What Did Willam Do?

If you didn’t watch the RuPaul’s Drag Race reunion special and you actually care about the show or spoilers, you might want to stop reading this post right now. On that note, you might also want to stay out of the comments section, where I assume our readers will be discussing the outcome of this season.

Now, on to the important question—what the fuck did Willam Belli do to get disqualified from the show? Did it have anything to do with drugs or hormones? Is she pregnant? Did she spill details on the competition? Were her shoes too fabulous? Did she get caught getting spitroasted by Shawn Morales and Jason Carter?

Nope. She just fucked her husband.

The rules apparently state that contestants aren’t supposed to tell anyone where they are. Yet despite her best efforts to keep the location secret, her man basically stalked her, showed up at her hotel door and then they bumped perineums all night long. How romantic!

…And since Willam is the queen of good timing, let’s all watch her new parody “I Love You Like A Big Schlong” (if not only because Dante Ferraro‘s in it).

– Dewitt

Click through to watch Willam’s new music video:

Cool story, bro… But, uh, let’s change the topic.

WERE YOU HAPPY WITH THIS SEASON’S WINNER?

22 thoughts on “What Did Willam Do?

  1.  Congrats to Needles! Yay for winning!
    Now, I believe one of two things: Willam was either a set-up from the very beginning (how convenient for Ru to kick off someone else than one of the lipsyncing queens who were on the SAME team) or the “I got side action during filming the show” is just BS – to preserve the reputation of both Willam and the show/Ru… oh well, I guess we’ll never know for sure…

  2. Willam is incredible!   I’m not sure that I completely buy the story about why she was kicked off.   Part of me believes it was just a setup for ratings purposes.   If Willam won, she’d have to do the Absolut tour.   Getting kicked off ups her profile and will get her more acting work.    As far as Sharon Needles winning…YAY!    She performed here in OKC right after the first episode aired and was so incredible.   Kudos!     I do wish Chad Michaels would have been awarded something, but will be satisfied with Phi Phi going home without the crown.  PS…Princess’s attitude…not pretty. 

  3. A friend of a friend (I know right) is acquainted with William…he told me this weeks ago. So, if that lends any credence…there it is.

  4. It is kinda lame – and there is prolly more to it… But I originally hated Willam, but she grew on me. I actually wanna see more of here… and shes coming to my town in June for a show so YAY!. I think I’ll have Chick-Fil-A for lunch today.

  5. Thank God, or RuPaul, that Phi Phi didn’t win. She was sahdy, and Willam called her out, as did Jiggly. And I don’t believe her tears for a minute.
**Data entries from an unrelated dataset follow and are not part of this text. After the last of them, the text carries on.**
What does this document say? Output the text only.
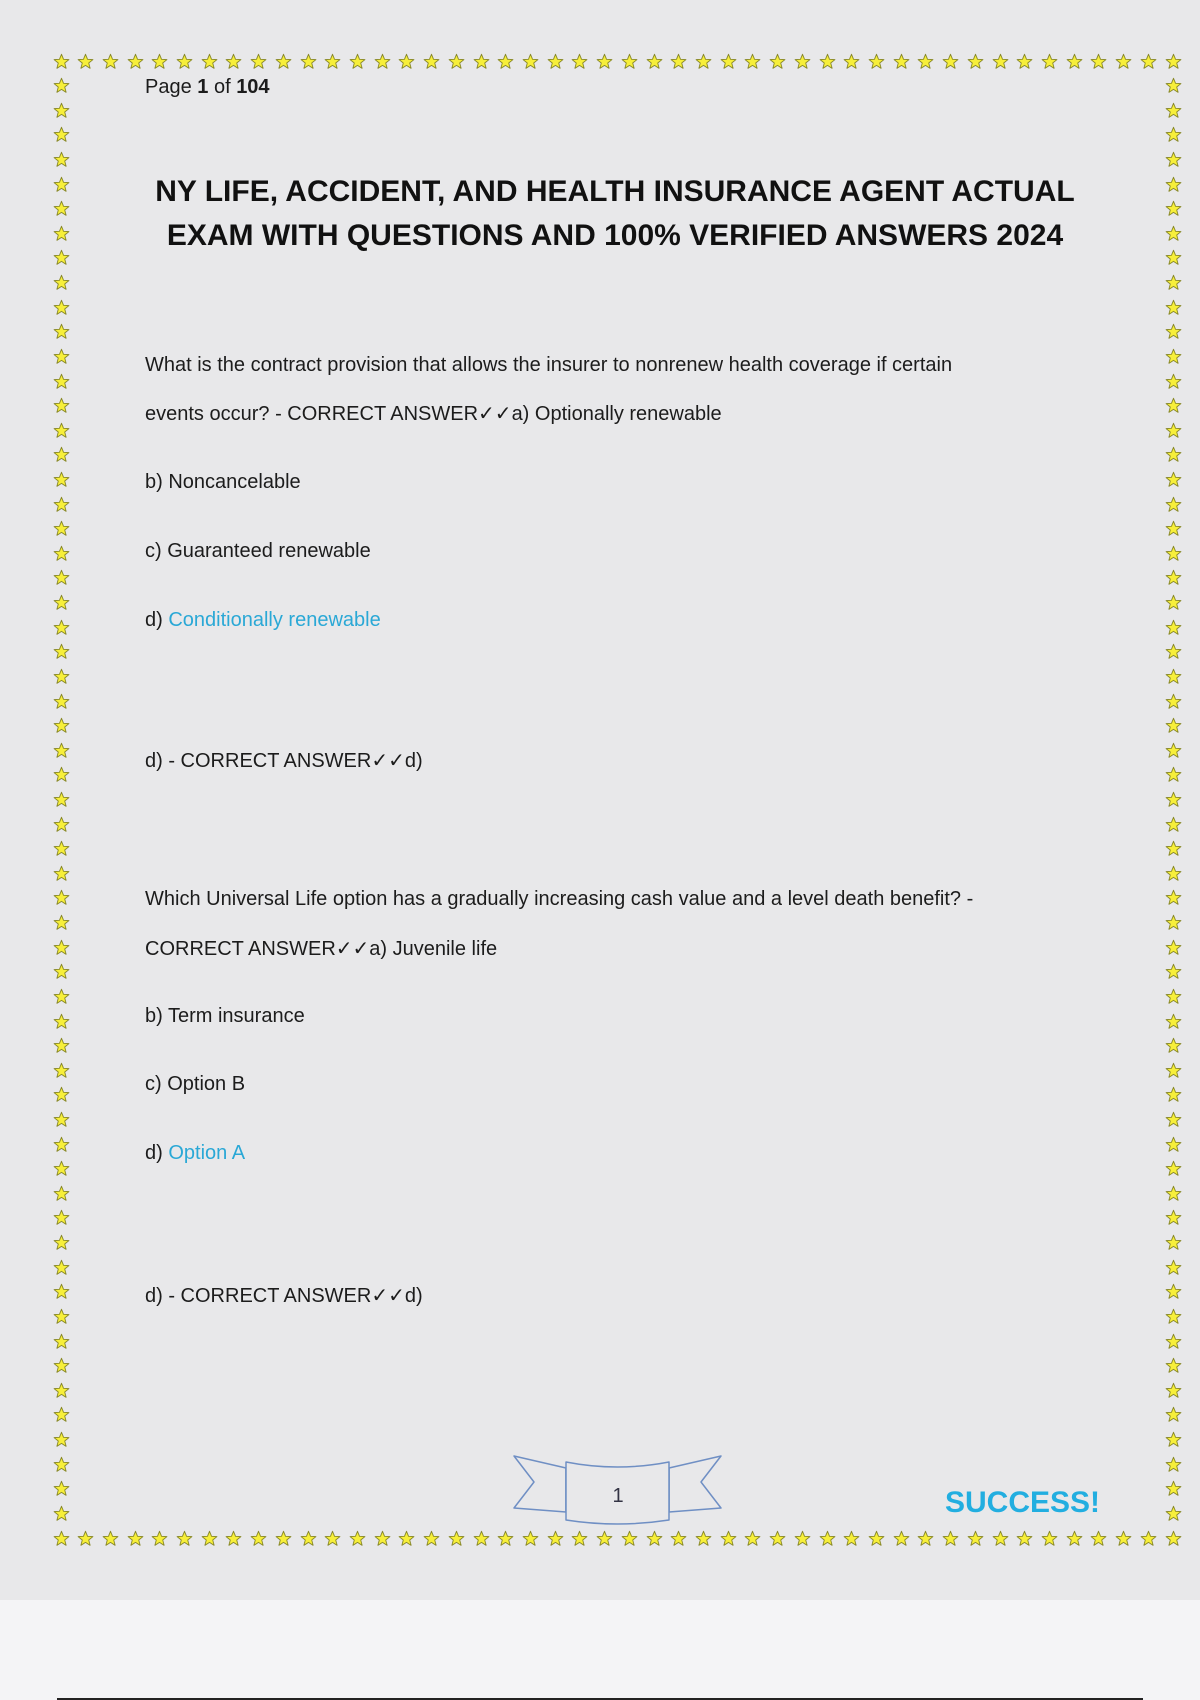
Page 1 of 104
NY LIFE, ACCIDENT, AND HEALTH INSURANCE AGENT ACTUAL
EXAM WITH QUESTIONS AND 100% VERIFIED ANSWERS 2024
What is the contract provision that allows the insurer to nonrenew health coverage if certain
events occur? - CORRECT ANSWER✓✓a) Optionally renewable
b) Noncancelable
c) Guaranteed renewable
d) Conditionally renewable
d) - CORRECT ANSWER✓✓d)
Which Universal Life option has a gradually increasing cash value and a level death benefit? -
CORRECT ANSWER✓✓a) Juvenile life
b) Term insurance
c) Option B
d) Option A
d) - CORRECT ANSWER✓✓d)
1	SUCCESS!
  6. willam is awesome, and although she didn’t have the chance to win, her calling out phiphi’s bullshit last nite made the show   lol.   oh, and the “RuPologizing” comment.     i was going to TRY to keep the comment spoiler free, but since EVERY comment before me mentioned it, HOORAY FOR SHARON!!!   lol.  

  7. This is what drag is represented by? I though Drag was/is Glamour, Fashion, Style and Attitude and Willam only has attitude. An air headed, loudmouthed, anorexic, bitch…no not bitch because that would insult the name of Bitch itself. What has the entertainment industry come down to. Willam was here in Madison and I saw the show and thought, “this is it? this is what the fuss/commotion was all about?” a bloody hot mess. Bloody, because my eyes were bleeding from the terror that stabbed my corneas. UGH!! no thanks!

  8. Sharon was unconventional, like madonna was in the eighties and it worked for her and for Sharon

  9. But i did love her name “Sharing needles”, it made a statement, she is one smart cookie

  10. beyond glad that sharon needles won!  i did love me some chad tho….and willam is too amazing for words, love that skinny bitch!

  11. I HATE Logo!!! Rupauls drag race? 1 girl 5 gays? Logo should only have 1 show, a little concept I call “dancing naked muscle guys”.

  12. i’m sorry you didn’t enjoy the show. Your opinion is quite valid but there are some facts you have wrong. I’m not anorexic. I used to be 200lbs and i found that working out has helped me and my body is not a blue ribbon prize that i get to show off. Your lovely state of Wisconsin with all that cheese tried to sneak me and bloat me up but it didn’t work. #sorryboutit.

    WILLAM

  13. I’m not buying the “got sent home for fucking the bf” excuse. That doesn’t explain why he was doubled over puking. I’m guessing he was doing hormone injections or possibly illegal drugs. I think they even commented earlier that day about his behavior that he was really out of sorts.

  14. She was puking cuz she knew she was going home so she ate alot during break, n since she had a corset on her stomach couldn’t help but let it all out. They just show us that to create a bigger speculation n reaction. Which of course it did.